Christian Siriano is known for making bold statements. But even for someone who dressed Billy Porter in a tuxedo ballgown for the Oscars, his move from an antique Colonial house to a modernist dwelling with 11-foot-high windows is a rather dramatic one. “I was looking for a full refresh,” the fashion designer and Project Runway mentor says of his architectural 180. “I felt like my life was a little chaotic. The last year or two, I just haven’t stopped—doing shows, collections, collaborations. I was like, I need a break. I wanted something zen and easy.”
He found it in the form of a sleek, airy structure of wood and stucco boxes in the coastal Connecticut town of Westport—a stylistic anomaly in a region known for traditional shingle houses. Designed by architect Bolek Ryzinski in collaboration with RAAD Studio, its location near seophee.com/seo-dallas.html the beach was part of the draw. (The first such place Siriano bought eight years ago is further inland in Danbury.) “Full vacation mode,” he says of what was intended to be a weekend escape.

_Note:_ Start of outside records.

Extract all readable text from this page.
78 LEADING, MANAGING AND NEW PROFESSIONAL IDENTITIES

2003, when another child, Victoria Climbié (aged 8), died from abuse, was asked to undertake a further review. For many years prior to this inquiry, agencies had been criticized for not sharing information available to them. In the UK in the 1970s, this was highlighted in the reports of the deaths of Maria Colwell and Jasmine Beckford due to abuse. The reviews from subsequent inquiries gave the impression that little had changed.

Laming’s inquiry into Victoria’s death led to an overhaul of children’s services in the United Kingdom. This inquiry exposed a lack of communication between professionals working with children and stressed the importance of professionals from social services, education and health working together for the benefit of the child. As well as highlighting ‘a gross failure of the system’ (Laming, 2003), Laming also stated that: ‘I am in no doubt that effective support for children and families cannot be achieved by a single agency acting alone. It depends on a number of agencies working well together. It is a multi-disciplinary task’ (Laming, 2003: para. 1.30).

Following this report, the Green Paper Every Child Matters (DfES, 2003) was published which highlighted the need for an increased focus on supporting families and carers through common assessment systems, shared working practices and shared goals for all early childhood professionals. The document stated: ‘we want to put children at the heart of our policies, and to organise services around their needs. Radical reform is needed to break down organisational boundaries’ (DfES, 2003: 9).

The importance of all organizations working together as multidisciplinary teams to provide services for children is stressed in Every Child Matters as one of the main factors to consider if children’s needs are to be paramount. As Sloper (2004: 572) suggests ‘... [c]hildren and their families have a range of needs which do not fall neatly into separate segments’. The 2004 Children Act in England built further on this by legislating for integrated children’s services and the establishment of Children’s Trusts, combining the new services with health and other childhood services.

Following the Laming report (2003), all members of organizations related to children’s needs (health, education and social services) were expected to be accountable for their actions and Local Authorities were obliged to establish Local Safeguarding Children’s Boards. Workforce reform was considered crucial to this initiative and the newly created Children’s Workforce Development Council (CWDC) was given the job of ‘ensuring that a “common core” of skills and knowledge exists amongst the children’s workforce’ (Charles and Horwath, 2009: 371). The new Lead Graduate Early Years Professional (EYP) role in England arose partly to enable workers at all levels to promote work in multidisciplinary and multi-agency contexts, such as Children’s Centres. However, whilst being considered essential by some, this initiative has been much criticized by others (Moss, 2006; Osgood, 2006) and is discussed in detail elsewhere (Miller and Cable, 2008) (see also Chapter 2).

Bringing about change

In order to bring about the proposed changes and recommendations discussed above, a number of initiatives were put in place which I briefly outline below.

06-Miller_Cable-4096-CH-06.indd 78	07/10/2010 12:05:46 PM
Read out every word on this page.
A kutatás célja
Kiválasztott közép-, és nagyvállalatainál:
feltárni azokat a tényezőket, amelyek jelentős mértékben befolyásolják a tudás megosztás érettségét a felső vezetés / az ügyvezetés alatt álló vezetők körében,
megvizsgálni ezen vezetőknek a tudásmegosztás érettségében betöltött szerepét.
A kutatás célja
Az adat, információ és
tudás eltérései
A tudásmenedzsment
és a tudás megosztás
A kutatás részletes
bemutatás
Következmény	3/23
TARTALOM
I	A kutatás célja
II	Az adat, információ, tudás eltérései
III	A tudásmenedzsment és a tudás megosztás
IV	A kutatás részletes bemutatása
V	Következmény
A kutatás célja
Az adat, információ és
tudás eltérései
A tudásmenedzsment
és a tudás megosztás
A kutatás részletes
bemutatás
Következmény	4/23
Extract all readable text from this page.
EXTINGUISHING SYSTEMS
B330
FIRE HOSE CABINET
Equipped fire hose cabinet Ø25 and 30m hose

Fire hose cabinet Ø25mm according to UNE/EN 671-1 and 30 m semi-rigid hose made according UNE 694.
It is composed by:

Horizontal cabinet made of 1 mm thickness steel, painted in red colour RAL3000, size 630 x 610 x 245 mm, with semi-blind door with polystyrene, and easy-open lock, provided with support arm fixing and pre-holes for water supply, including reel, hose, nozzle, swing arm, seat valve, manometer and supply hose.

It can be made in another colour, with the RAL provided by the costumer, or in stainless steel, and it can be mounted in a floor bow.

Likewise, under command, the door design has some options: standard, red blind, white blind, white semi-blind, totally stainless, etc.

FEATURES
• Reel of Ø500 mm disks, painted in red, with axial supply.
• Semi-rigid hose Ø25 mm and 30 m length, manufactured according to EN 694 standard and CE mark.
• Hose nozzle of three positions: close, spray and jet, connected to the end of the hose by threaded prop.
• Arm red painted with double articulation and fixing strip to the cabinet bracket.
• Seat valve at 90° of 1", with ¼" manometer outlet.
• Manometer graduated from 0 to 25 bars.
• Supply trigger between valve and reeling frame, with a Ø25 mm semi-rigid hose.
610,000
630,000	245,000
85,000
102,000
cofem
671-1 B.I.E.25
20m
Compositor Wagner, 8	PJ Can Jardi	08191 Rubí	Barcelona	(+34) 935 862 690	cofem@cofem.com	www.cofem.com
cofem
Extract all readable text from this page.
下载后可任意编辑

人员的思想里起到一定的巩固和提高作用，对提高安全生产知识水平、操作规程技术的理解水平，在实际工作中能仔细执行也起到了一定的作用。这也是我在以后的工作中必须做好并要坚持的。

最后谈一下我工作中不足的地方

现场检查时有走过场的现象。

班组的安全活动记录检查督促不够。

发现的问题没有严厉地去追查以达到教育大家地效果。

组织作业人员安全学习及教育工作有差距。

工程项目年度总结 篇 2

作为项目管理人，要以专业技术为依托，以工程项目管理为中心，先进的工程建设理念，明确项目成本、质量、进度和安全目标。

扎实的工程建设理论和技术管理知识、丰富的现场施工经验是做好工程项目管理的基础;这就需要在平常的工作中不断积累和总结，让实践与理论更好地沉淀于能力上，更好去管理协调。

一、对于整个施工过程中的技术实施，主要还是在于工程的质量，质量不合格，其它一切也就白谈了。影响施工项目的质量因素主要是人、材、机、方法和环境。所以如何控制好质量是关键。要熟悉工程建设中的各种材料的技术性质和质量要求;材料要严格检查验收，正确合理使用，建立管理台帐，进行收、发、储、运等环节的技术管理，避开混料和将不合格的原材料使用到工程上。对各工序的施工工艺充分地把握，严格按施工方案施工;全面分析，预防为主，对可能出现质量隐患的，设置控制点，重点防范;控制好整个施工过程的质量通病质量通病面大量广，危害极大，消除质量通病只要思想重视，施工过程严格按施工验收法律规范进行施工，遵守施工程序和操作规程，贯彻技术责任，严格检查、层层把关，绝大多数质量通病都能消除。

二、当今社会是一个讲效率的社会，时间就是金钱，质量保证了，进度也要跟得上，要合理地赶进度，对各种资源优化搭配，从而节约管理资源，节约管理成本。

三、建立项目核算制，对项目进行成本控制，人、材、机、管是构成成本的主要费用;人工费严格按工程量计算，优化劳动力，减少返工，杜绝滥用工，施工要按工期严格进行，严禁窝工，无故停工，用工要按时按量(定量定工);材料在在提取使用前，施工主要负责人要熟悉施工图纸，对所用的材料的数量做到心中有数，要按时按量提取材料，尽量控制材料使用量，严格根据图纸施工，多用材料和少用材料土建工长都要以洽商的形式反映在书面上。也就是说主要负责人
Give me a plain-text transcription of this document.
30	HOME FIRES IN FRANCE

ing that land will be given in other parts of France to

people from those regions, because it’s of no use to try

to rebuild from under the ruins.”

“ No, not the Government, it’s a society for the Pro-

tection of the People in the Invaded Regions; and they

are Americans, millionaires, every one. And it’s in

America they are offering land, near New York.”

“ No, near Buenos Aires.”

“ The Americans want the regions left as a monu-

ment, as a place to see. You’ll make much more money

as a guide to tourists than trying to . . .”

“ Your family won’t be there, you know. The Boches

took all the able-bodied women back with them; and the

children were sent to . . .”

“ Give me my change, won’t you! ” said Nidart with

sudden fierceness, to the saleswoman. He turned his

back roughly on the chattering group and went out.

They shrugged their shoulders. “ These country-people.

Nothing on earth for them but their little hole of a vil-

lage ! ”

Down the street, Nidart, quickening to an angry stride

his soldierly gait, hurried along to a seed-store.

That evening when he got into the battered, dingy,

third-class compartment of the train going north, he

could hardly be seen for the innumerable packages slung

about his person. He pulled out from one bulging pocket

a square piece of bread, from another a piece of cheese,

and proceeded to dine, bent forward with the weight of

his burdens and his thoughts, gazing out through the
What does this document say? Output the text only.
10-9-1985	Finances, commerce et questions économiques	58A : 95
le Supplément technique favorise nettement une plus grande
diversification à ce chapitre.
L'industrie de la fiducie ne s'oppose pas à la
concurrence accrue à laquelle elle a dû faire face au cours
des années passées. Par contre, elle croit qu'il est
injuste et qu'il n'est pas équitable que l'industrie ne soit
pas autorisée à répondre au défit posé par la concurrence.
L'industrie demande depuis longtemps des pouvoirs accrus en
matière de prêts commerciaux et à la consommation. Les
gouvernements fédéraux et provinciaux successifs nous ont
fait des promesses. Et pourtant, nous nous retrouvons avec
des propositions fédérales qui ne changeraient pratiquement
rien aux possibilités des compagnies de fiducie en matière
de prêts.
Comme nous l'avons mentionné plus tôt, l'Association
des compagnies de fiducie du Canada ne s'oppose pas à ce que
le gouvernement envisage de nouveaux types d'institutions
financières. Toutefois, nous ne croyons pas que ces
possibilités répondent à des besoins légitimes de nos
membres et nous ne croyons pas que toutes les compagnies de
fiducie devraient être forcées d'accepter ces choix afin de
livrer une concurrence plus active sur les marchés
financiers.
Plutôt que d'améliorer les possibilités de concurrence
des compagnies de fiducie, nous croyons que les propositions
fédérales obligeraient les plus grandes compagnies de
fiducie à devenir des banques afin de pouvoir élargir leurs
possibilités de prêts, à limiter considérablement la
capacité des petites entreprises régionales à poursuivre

Of course, timing is everything. Siriano closed on the house in February, and less than a month later, as COVID-19 sent the country into lockdown, he and his partner, Kyle Smith, a menswear designer, were sheltering there full-time. In the five months since, Siriano has experienced an aha moment. “It’s like another world up here,” he says. “It’s quiet. We’re completely surrounded by nature.” He’s even taken up cooking. “We sit down at the dining table almost every night. It feels like more real life. New Yorkers order food all the time, and watch a show.” The commute to the city is so manageable that he’s now considering downsizing his Manhattan apartment and staying put.
When it came to furnishing, Siriano had already gotten a jump start. “I’m a pretty heavy weekend antiquer,” he says, noting that the garage of his Danbury home served as a storage unit for contemporary design treasures he had amassed over time but previously had no place for. Among them were a pair of teak Danish midcentury chairs and a Pierre Paulin sofa that “was torn to shreds, so I got it super cheap,” says Siriano. He raided his apartment and office, too. A glass coffee table that had spent five years in his atelier now serves as the centerpiece of his open living room alongside a pair of vintage Mario Bellini for Cassina chairs culled from his apartment.
The house’s white walls, lofty ceilings, and expansive spaces are the perfect backdrop for his ever-evolving collection. “This architecture just felt like a way to showcase all the things I love, kind of like a gallery space,” he says. “My office is an old 1800s building. I was in all these more period-like settings. I just became obsessed with the idea of light and being surrounded by nature.” So much so that he eschewed curtains throughout. “I want the light,” he declares. “We wake up to it. I was always nervous that modernism wasn’t livable. I’m trying to make sure it’s still comfortable, that we can still hang out.”
One hobby he’s taken up during quarantine is furniture design. His office plays host to his Lula settee, featuring circular back cushions and a bench base of white bouclé atop triangulated wood legs, and downstairs in the living area there’s a chair with similarly playful geometric proportions. “I like that they look like little dresses or people,” says Siriano. After sharing a glimpse of the settee on his Instagram, he recently received his first commission. “It was fabulous. I just posted a snippet and this interior designer reached out. They’re going to do it at the foot of a bed, which I love. It will be super chic.” His foray into interiors is gaining legs in more ways than one: He is also designing the penthouse suite for the upcoming London Hotel in West Hollywood, where, he says, all of the dining chairs will be his own.